In prenatal developmental differentiation, our data showed the importance of terminal sialic acid rather than N-acetylglucosamine, as indicated by intense binding of WGA to the cell membrane and stromal cells and the lack of sucWGA binding [34]. sucWGA labeling appeared largely during postnatal development. Other lectins showed heterogeneous patterns of staining with high affinity of PNA and UEA-1 observed in the epithelial cord at the bud stage. This pattern of reaction is similar to that of developing human labial and lingual minor salivary glands [35]. The varieties in the reactivity of lectins during epithelial budding and bud migration are indicative of a differentiation-dependent alteration in cell surface carbohydrates [36].
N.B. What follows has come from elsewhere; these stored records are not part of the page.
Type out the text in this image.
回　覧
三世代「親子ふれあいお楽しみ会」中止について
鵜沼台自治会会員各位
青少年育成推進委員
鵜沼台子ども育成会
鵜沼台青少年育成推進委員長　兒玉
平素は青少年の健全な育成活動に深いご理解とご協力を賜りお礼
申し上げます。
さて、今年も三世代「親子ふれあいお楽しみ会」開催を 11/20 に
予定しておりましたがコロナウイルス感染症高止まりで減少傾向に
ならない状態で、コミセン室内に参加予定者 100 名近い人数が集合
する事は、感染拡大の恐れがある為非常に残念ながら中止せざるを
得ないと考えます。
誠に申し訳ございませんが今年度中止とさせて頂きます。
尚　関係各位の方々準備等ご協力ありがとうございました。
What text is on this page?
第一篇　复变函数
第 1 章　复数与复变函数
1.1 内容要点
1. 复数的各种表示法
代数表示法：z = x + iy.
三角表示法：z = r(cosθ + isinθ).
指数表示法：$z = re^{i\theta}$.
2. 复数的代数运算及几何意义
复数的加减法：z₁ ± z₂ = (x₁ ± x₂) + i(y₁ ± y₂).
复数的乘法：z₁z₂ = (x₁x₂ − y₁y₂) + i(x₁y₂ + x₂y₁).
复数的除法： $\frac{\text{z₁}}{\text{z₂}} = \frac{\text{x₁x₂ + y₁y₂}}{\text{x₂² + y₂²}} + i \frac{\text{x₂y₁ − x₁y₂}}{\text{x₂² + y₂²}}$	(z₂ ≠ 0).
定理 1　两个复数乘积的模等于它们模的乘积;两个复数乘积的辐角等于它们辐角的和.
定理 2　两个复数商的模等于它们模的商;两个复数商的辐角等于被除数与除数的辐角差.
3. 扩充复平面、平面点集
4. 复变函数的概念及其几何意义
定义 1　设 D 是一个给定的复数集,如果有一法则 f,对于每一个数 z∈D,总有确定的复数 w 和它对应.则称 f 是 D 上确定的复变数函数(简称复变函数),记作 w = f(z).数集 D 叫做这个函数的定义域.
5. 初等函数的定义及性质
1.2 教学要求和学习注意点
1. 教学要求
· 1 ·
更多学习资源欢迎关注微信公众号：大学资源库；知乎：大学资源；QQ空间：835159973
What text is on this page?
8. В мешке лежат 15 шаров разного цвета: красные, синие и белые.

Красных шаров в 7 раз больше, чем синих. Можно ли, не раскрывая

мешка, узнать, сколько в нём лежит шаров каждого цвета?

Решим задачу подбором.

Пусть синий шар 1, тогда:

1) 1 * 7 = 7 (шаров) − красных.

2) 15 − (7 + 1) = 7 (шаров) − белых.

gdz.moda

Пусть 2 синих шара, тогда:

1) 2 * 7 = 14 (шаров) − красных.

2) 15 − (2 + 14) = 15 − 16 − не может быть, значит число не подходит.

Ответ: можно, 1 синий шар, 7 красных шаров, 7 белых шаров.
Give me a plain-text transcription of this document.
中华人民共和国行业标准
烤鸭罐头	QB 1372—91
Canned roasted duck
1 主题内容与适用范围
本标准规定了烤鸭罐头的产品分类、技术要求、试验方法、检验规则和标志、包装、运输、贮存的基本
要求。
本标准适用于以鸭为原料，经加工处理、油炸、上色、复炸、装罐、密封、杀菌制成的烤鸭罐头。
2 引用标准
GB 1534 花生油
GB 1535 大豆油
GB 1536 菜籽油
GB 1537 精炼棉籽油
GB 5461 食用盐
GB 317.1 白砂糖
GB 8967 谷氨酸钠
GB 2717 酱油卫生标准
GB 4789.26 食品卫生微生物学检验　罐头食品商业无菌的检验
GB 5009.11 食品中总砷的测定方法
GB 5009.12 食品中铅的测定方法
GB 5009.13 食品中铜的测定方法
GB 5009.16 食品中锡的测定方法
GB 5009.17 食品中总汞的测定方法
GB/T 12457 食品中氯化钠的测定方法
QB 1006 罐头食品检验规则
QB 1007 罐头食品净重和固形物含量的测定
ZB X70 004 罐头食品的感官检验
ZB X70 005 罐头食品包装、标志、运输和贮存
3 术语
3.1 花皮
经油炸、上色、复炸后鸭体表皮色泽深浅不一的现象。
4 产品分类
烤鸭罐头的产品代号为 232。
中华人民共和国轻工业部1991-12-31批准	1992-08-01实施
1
Sprague–Dawley rats aged PN 0–7 were used. We used the same methods for histological analysis and lectin histochemistry as for postnatal animals. The classification of the developmental periods used in this study is based upon the physiological and nutritional stages of animal development [37]. Histological analysis of suckling stage rats showed that the acini of newborns had the general overall appearance of the adult; they contained basophilic nuclei located basally within basal eosinophilic cytoplasm, and pale apical cytoplasm underlined by clear lumen. At day 0, the secretory units of palatine glands consisted of immature acini and ducts sparsely distributed in the connective tissue, and no extending epithelial cord was observed. The nuclei were round in shape and flattened progressively with age. Gradually with maturation, the glands arranged into lobules, and the number and size of acini increased. Lectin histochemistry at the suckling stage showed that all lectins examined, except PNA, bound to the luminal border and showed generally similar reaction patterns. The staining tended to be diffuse or reticular in the apical cytoplasm and apical membrane, as well as in the basolateral membrane of acini in newborns. Moreover, SBA and to a lesser extent PNA showed more positive reactions at supranuclear membranes. The staining by all lectins progressively increased to become moderately distributed. UEA reacted in a similar pattern but was more intense and diffuse, particularly in the acini located on the anterior area of the soft palate where the mother’s nipple sits during suckling.

Palatine glands of newborns exhibited the same general overall appearance as those of the adult; therefore, unlike the parotid gland [37], and to a lesser extent the submandibular gland [38], no dramatic histological or morphological changes occurred during postnatal development. Lectin labeling in the newborn was located in the apical portion of the cytoplasm, with slight variation, and with maturation progressively increased and spread out basally corresponding with the progressive enlargement of the apical eosinophilic cytoplasm where secretory granules exist.

Sprague–Dawley rats aged PN 10–14 were used. In this stage, both suckling and feeding on solid food occur after eruption of teeth and before weaning. The histological sections showed enlargement of the glandular lobules, while the interlobular connective tissue was slightly reduced. Some acini had formed the tubuloacinar and a few scattered serous cells were observed. Histochemically, the distribution of lectin staining remained similar to that in the first week, although the extent of reactions was slightly increased and a granular pattern of staining was noticed in most acini. In addition to mucous cells, UEA showed high affinity to serous cells. sucWGA, however, rarely reacted to serous cells.